Rep. Alexandria Ocasio-Cortez (D-NY) said Friday the United States should celebrate Juneteenth, the day commemorating the end of slavery in the U.S., by enacting Rep. Sheila Jackson Lee’s (D-TX) legislation forming a commission to study proposals for issuing reparations.

“Happy #Juneteenth!” the New York lawmaker said on social media. “To celebrate, let’s pass legislation that makes Juneteenth a national holiday and enact H.R. 40, Rep @JacksonLeeTX18’s Commission on Reparations”:

Jackson Lee introduced H.R.40, formally titled the “Commission to Study and Develop Reparation Proposals for African-Americans Act,” in January 2019. The legislation establishes a commission to explore the possibilities of compensating descendants of slaves in the U.S., spanning from 1619 to the present day and “recommend appropriate remedies.”

“Among other requirements, the commission shall identify (1) the role of federal and state governments in supporting the institution of slavery, (2) forms of discrimination in the public and private sectors against freed slaves and their descendants, and (3) lingering negative effects of slavery on living African-Americans and society,” per the measure.

The text states:

To address the fundamental injustice, cruelty, brutality, and inhumanity of slavery in the United States and the 13 American colonies between 1619 and 1865 and to establish a commission to study and consider a national apology and proposal for reparations for the institution of slavery, its subsequent de jure and de facto racial and economic discrimination against African-Americans, and the impact of these forces on living African-Americans, to make recommendations to the Congress on appropriate remedies, and for other purposes.

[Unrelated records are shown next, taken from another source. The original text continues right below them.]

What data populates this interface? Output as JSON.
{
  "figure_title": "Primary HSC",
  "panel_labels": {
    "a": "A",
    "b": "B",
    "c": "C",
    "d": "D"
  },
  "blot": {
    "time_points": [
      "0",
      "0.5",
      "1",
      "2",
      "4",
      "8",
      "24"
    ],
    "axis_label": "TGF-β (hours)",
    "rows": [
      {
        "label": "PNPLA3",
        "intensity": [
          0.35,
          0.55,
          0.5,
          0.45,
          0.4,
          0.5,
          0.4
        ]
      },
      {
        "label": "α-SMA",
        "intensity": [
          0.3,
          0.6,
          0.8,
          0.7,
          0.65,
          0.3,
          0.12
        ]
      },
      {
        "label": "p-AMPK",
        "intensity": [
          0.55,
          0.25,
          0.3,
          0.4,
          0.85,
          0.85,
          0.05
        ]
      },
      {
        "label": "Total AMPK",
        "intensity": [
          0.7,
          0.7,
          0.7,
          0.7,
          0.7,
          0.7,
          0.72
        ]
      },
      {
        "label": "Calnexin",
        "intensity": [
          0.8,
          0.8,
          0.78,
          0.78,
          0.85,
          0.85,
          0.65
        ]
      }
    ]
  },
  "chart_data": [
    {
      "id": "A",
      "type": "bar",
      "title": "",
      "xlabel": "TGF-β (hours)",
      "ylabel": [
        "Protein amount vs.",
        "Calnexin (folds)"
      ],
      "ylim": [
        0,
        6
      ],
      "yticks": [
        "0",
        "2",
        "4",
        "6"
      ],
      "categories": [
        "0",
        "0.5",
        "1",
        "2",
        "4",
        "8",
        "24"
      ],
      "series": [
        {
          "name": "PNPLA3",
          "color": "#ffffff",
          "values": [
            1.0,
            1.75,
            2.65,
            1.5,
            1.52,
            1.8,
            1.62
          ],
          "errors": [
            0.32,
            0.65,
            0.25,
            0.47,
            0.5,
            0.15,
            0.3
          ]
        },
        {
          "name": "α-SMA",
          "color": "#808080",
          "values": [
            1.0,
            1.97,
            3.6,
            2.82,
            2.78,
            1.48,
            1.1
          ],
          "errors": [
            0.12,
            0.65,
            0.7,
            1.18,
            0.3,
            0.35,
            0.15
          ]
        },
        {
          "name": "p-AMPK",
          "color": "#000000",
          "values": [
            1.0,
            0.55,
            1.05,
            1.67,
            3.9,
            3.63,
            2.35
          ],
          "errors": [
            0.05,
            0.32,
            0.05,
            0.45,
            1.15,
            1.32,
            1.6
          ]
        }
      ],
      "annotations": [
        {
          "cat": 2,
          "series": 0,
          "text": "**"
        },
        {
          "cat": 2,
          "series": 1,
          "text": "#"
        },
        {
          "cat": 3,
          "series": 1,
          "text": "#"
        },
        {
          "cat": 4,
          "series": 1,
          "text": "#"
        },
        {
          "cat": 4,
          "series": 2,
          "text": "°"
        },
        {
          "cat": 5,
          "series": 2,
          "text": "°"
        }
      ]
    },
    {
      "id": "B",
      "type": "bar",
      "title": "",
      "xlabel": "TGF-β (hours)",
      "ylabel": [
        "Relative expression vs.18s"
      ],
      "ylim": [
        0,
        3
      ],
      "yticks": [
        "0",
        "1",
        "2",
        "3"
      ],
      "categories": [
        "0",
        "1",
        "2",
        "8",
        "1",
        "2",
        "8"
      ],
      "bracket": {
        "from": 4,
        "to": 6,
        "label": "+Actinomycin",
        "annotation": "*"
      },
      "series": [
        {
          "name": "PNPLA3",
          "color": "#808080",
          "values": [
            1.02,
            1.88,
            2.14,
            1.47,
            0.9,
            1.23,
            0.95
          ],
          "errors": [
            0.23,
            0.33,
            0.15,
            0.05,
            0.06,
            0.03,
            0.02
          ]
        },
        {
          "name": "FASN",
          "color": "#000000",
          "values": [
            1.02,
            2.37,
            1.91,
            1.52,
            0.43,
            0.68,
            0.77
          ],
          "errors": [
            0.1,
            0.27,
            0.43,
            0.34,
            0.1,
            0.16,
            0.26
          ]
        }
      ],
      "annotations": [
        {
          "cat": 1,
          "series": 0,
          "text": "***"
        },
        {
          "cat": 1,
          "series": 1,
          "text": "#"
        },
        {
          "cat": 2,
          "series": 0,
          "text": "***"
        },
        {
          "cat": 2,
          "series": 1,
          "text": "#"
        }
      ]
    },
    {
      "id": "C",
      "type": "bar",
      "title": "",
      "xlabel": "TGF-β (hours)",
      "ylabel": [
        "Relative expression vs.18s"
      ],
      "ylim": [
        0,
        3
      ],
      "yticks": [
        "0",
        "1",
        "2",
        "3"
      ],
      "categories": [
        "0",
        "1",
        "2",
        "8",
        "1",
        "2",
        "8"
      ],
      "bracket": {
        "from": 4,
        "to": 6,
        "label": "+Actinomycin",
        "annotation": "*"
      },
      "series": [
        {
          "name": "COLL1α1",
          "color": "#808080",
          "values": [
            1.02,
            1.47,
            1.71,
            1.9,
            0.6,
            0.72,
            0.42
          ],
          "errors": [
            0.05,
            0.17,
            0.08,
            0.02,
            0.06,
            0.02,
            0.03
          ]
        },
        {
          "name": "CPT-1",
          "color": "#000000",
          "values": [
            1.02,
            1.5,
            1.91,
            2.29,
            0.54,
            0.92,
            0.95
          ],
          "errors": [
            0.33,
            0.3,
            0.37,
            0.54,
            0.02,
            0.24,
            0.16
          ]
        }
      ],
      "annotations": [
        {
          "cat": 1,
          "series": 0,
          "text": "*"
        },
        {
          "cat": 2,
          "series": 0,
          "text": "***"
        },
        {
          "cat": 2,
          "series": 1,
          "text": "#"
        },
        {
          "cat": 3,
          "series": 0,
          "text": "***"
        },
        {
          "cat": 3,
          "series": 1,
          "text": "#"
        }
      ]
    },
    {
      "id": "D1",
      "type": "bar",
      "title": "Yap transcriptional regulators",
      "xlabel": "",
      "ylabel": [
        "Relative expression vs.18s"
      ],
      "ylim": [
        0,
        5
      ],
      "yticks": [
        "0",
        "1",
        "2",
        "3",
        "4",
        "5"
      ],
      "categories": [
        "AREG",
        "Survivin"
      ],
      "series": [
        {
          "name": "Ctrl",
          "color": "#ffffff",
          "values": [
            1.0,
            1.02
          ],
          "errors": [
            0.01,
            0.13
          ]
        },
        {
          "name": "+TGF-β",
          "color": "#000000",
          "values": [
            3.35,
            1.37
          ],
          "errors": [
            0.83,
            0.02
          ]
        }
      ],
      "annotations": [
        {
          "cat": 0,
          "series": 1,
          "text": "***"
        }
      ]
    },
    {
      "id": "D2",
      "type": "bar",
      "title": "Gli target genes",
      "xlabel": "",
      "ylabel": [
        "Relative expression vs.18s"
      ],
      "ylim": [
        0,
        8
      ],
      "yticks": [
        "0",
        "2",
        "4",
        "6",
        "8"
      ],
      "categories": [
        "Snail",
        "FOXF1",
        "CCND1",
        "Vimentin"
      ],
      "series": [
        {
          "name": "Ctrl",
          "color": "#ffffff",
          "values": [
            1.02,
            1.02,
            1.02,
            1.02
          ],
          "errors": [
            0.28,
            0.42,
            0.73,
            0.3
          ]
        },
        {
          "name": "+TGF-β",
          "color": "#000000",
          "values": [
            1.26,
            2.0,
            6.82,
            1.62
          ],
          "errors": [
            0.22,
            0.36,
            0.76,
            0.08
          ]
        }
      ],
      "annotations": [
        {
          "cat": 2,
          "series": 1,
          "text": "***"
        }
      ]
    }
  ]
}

The House held a hearing on slavery reparations last year — a proposal that remained widely unpopular among the American electorate. The logistics of such a massive proposal also remain up in the air, from cost to the basic process of determining who would qualify for compensation.

Breitbart News’s Jerome Hudson posed many of these questions:

paper published by Social Science Quarterly estimated cash reparations payments could cost between $5.9 trillion and $14.2 trillion.

Who exactly would be on the hook, 150 years later, to pay a $14 trillion debt? Would ancestors of the more than 642,000 Union soldiers who died to abolish slavery be exempt? What about the 2 million men who risked their lives during the war?

The United States became home to more immigrants in the three decades after the Civil War than during the previous three centuries combined. They and their ancestors had nothing to do with slavery. By 1907 1.3 million people had entered the country through Ellis Island alone. Again, they and their ancestors had nothing to do with slavery. More than 50 million more people immigrated here over the next four decades. They and their ancestors had nothing to do with slavery. Would we exclude these innocents from paying reparations?

What about the more than 8 million Americans who in the 2010 census identified as two or more races. There are 3.1 million African-Americans who identify themselves as mixed race. Another 1.8 million people self-identified as white and black.

What happens to them?

Others politicians have joined the calls for action, including Sen. Elizabeth Warren (D-MA), who last year called for a “full-blown conversation about reparations”:

This year’s Juneteenth, also known as Emancipation Day, comes at a time of racial unrest in the country, plagued by weeks of protests, riots, and tense political debates on the roles of police departments across the country.